The longer you own it, the more it returns

The key to earning the best return on an annuity is deferring income as long as possible and receiving income as long as possible.

One annuity calculator shows that a 65-year-old man buying a five-year deferred annuity for $100,000 could receive lifetime income of $9,984 annually. If he lives to 90, his total income would add up to $199,680, which means he would nearly double his original investment. The average annual return would be about 4 percent. By the same token, if he defers for five years and receives income for five years, his annual income would be $24,070. That totals $120,350, which is about a 2 percent annual return.

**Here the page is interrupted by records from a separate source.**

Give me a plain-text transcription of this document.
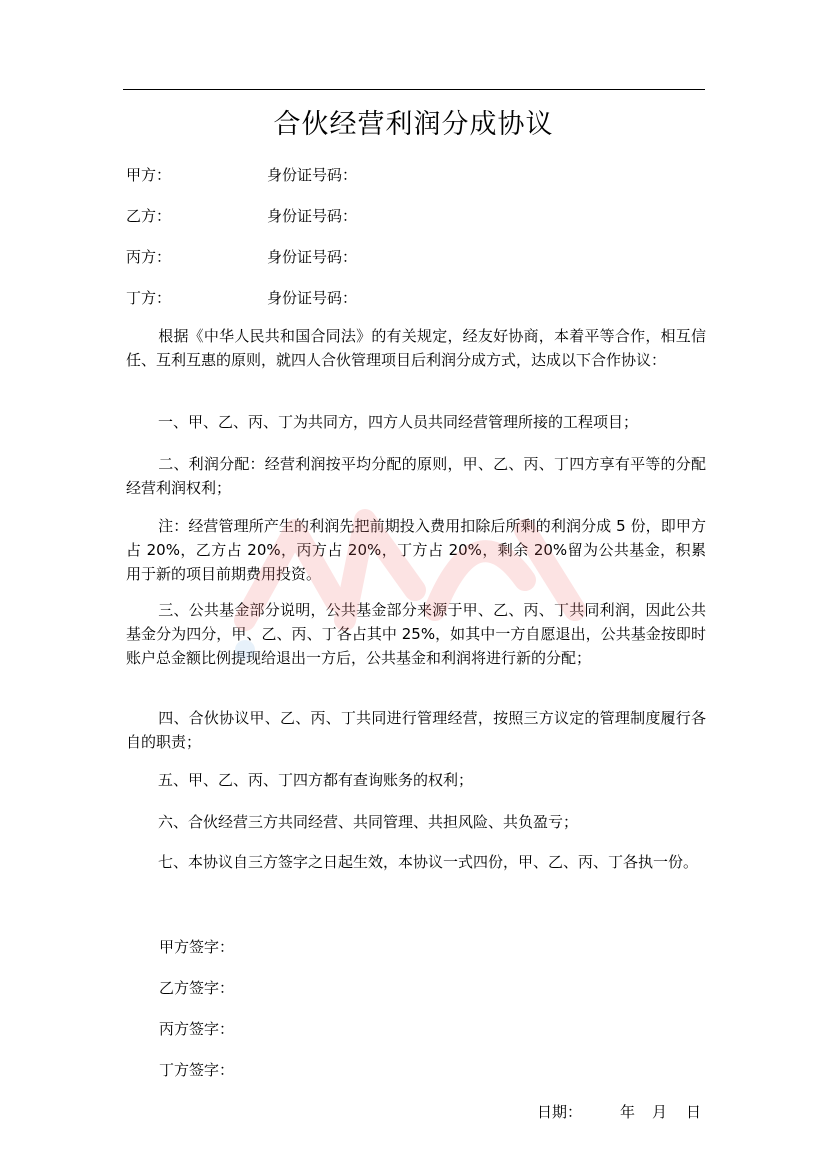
合伙经营利润分成协议
甲方：	身份证号码：
乙方：	身份证号码：
丙方：	身份证号码：
丁方：	身份证号码：
根据《中华人民共和国合同法》的有关规定，经友好协商，本着平等合作，相互信任、互利互惠的原则，就四人合伙管理项目后利润分成方式，达成以下合作协议：
一、甲、乙、丙、丁为共同方，四方人员共同经营管理所接的工程项目；
二、利润分配：经营利润按平均分配的原则，甲、乙、丙、丁四方享有平等的分配经营利润权利；
注：经营管理所产生的利润先把前期投入费用扣除后所剩的利润分成 5 份，即甲方占 20%，乙方占 20%，丙方占 20%，丁方占 20%，剩余 20%留为公共基金，积累用于新的项目前期费用投资。
三、公共基金部分说明，公共基金部分来源于甲、乙、丙、丁共同利润，因此公共基金分为四分，甲、乙、丙、丁各占其中 25%，如其中一方自愿退出，公共基金按即时账户总金额比例提现给退出一方后，公共基金和利润将进行新的分配；
四、合伙协议甲、乙、丙、丁共同进行管理经营，按照三方议定的管理制度履行各自的职责；
五、甲、乙、丙、丁四方都有查询账务的权利；
六、合伙经营三方共同经营、共同管理、共担风险、共负盈亏；
七、本协议自三方签字之日起生效，本协议一式四份，甲、乙、丙、丁各执一份。
甲方签字：
乙方签字：
丙方签字：
丁方签字：
日期：	年 月 日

In another example, a 50-year-old woman who defers income on a $100,000 annuity purchase until age 70 could collect annual lifetime income of $17,440. If she lives 10 years after beginning income, her total return would be just under 75 percent, or a 2.5 percent annual rate.

But if she lives 20 years, her total income would amount to $348,800, or nearly 3 1/2 times her original investment. The annual rate of return from her original investment would then be 8.75 percent.

Some insurance companies offer a bonus at the beginning of the annuity contract, typically 1 percent to 5 percent of the amount of premium you pay. So if you put $100,000 into an annuity with a 5 percent premium bonus, your contract will begin with a value of $105,000. Keep in mind that fees and expenses may be higher with a premium bonus product than with a regular annuity.

Because annuities are somewhat interest-rate sensitive, the current environment limits the upside potential of fixed and indexed annuities. Once interest rates rise, the upside potential of these products will increase as well.